Berliner Impfzentren: Nachbessern übers Wochenende

Die Arena ist als erstes von sechs Berliner Impfzentren am 27. Dezember eröffnet worden, bis zur vorübergehenden Schließung sind dort vor allem Pflegekräfte aus Seniorenheimen geimpft worden. Teams aus Ärzten, Bundeswehr-Soldaten und Helfern haben seit jenem Dezember-Sonntag zudem Heime besucht, um die hochbetagten Bewohner zu impfen. Das, berichten Kenner der Abläufe, laufe besser als erwartet.

Bald soll es nun auch in den Zentren klappen. In der Arena werden am Montag wohl schon wieder bis zu 600 Hochbetagte sowie Pflegekräfte erwartet. Das erfuhr der Tagesspiegel von beteiligten Ärzten.
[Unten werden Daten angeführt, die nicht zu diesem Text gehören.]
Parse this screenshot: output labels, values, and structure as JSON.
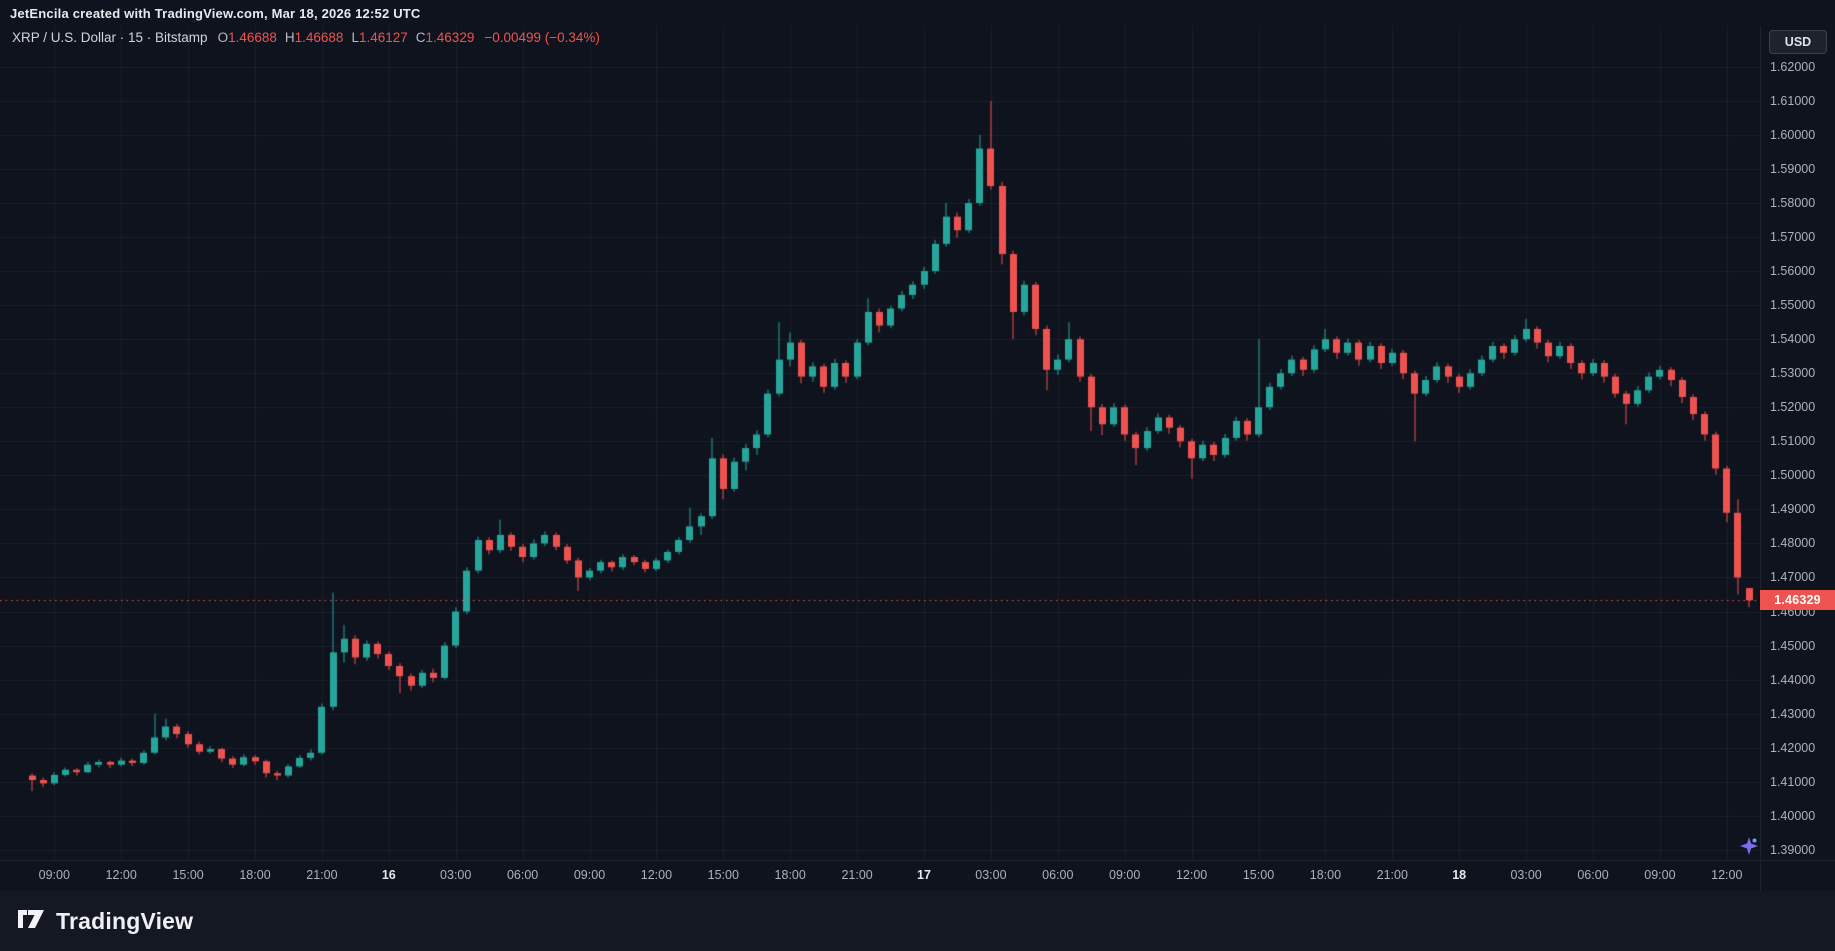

Über das Wochenende bessern Arbeiter vor Ort nach, so sollen für die Pharmazeuten, die in der Arena die Impfspritzen aufziehen, mehr Kabinen errichtet werden.

Mario Czaja, Präsident des Landesverbandes des Roten Kreuz Berlin.
Mario Czaja, Präsident des Landesverbandes des Roten Kreuz Berlin.
© Paul Zinken/dpa

Mario Czaja, der als Landeschef des vom Senat beauftragten Deutschen Roten Kreuzes (DRK) den Ablauf in Berlins sechs Impfzentren organisiert, sagte: „Wenn der Bund ankündigt, neue Impfdosen zu liefen, brauchen wir 24 Stunden, dann können in Berlin tatsächlich 20.000 Menschen pro Tag geimpft werden.“ Neben den von der KV mobilisierten Ärzten sowie den über die Konzerne Bayer und Berlin Chemie beauftragten Pharmazeuten hat das DRK für mögliche Einsätze in den sechs Impfzentren mehr als 500 Ehrenamtliche registriert.

Berlin hatte nach Senatsangaben bis Ende vergangenen Jahres circa 60.000 Impfdosen erhalten. Die reichen für 30.000 Impflinge, weil jeder von ihnen nach drei Wochen eine zweite Dosis erhält. Dem Robert-Koch-Institut zufolge sind in Berlin seit Impfstart vergangenen Sonntag mehr als 11.100 Menschen gegen das Coronavirus geimpft worden - auf die Bevölkerung gerechnet ist das mehr als im Bundeschnitt.

Bei einem Großteil der Geimpften handelt es sich um Bewohner von Heimen: Dort bekamen mehr als 8000 Menschen den Impfstoff gespritzt. Zudem wurden circa 3000 Menschen aus beruflichen Gründen geimpft, meist Ärzte und Pflegekräfte. Die restlichen Impfungen hatten einen „medizinischen Anlass“, womit Vorerkrankungen gemeint sein dürften.